James Gurney shares the story of his friendship with American painter Thomas Kinkade

- JAMES GURNEY

We Ditched Art School, Hopped the Freights and Wrote a Book

Before he was the Painter of Light, and before I was the creator of Dinotopia, Tom Kinkade and I were two unknown and penniless art students. We had grown weary of sitting in windowless classrooms enduring lectures about art theory. We hatched a bold plan to drop out of school for a while, hop on a freight train and discover America, documenting everything in our sketchbooks. Our heroes were Lewis and Clark, John Steinbeck and Jack Kerouac.
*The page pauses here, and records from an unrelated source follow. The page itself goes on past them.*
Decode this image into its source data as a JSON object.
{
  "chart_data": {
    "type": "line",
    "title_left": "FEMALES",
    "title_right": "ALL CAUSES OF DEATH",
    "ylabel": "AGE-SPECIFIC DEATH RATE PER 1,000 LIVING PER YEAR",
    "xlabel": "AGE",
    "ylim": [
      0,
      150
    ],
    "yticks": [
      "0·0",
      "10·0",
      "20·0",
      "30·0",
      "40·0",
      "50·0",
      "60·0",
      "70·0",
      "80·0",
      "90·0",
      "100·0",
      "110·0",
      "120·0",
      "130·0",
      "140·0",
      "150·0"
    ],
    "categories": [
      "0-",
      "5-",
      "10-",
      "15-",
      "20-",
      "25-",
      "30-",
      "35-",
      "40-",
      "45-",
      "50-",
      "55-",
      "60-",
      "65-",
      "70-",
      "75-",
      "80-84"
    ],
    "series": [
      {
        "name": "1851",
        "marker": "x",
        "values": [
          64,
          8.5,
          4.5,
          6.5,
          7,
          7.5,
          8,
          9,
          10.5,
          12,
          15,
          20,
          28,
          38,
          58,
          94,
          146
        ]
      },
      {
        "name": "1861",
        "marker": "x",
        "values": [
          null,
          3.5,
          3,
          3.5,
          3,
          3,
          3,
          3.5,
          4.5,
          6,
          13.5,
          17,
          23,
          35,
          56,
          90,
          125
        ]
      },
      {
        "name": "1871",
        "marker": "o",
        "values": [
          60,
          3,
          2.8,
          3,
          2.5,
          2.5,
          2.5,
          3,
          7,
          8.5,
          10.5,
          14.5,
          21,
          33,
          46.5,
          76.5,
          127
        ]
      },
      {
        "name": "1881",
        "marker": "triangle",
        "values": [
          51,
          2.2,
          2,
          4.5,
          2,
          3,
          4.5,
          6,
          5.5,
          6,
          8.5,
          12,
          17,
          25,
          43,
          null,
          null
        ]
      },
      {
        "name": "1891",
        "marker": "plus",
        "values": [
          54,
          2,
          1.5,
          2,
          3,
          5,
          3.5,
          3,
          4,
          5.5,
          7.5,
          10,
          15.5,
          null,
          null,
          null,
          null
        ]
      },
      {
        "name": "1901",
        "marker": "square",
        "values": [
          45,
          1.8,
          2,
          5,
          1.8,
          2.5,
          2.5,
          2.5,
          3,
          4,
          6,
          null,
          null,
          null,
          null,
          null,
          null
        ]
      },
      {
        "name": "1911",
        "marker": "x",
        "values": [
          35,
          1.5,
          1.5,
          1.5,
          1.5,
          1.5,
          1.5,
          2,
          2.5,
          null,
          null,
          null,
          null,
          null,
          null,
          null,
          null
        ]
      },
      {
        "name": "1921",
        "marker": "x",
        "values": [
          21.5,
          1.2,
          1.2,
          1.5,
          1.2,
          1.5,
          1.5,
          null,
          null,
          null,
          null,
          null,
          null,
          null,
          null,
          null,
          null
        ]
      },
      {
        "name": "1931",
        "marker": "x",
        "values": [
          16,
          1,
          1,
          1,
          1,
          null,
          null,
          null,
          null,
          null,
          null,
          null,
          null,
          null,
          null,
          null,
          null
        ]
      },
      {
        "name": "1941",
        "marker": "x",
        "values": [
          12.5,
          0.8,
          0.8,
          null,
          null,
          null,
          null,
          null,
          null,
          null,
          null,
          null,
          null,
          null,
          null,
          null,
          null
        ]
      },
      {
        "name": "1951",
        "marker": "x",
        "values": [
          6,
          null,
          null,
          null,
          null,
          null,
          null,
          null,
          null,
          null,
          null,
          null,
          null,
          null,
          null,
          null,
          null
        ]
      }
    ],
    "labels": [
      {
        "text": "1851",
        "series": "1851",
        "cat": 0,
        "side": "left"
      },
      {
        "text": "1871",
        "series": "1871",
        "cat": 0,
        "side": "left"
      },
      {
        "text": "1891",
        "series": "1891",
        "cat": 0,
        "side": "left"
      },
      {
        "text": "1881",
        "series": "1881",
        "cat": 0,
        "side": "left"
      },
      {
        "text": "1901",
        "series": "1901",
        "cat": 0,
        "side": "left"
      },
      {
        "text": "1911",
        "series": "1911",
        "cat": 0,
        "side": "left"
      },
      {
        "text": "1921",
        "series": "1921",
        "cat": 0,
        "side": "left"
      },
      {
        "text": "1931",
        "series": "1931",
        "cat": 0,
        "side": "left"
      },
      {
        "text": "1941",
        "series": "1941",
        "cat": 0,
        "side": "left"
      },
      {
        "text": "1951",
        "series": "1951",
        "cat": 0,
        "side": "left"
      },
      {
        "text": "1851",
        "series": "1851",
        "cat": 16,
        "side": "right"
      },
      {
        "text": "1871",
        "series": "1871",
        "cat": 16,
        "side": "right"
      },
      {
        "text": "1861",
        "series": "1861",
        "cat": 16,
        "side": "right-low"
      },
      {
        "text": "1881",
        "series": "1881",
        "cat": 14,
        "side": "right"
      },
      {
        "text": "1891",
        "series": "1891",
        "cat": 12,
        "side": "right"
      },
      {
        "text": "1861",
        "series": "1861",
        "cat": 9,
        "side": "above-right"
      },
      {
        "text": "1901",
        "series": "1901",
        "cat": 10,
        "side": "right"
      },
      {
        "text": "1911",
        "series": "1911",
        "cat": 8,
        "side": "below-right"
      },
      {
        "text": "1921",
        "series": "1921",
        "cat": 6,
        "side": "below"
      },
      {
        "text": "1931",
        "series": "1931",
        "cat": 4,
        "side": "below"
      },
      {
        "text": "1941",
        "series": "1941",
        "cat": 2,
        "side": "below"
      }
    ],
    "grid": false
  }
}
My mother was so terrified of the fate that might befall me (her brother was killed by a freight train) that she took out a life insurance policy on me. On September 16, 1980, a friend dropped us off at the Los Angeles freight yard. We spotted a boxcar with an open door, threw our backpacks into it, climbed aboard and sat in the shadows waiting for the train to start rolling east.

imageJames Gurney and Thomas Kinkade in 1981.

I first met Tom Kinkade four years earlier, when he was assigned as my freshman college roommate at UC Berkeley. During the time I knew him he was painting gritty urban scenes and “street people.” The print business, with its glowing cottages, came later. We saw ourselves as restless Bohemians, called each other “Jackson” and invented a secret language that only we understood so we could comment freely in public. We concocted the train riding idea after we met a guy named Bud at a freight yard in Los Angeles. He told us which train cars to ride and where to catch them.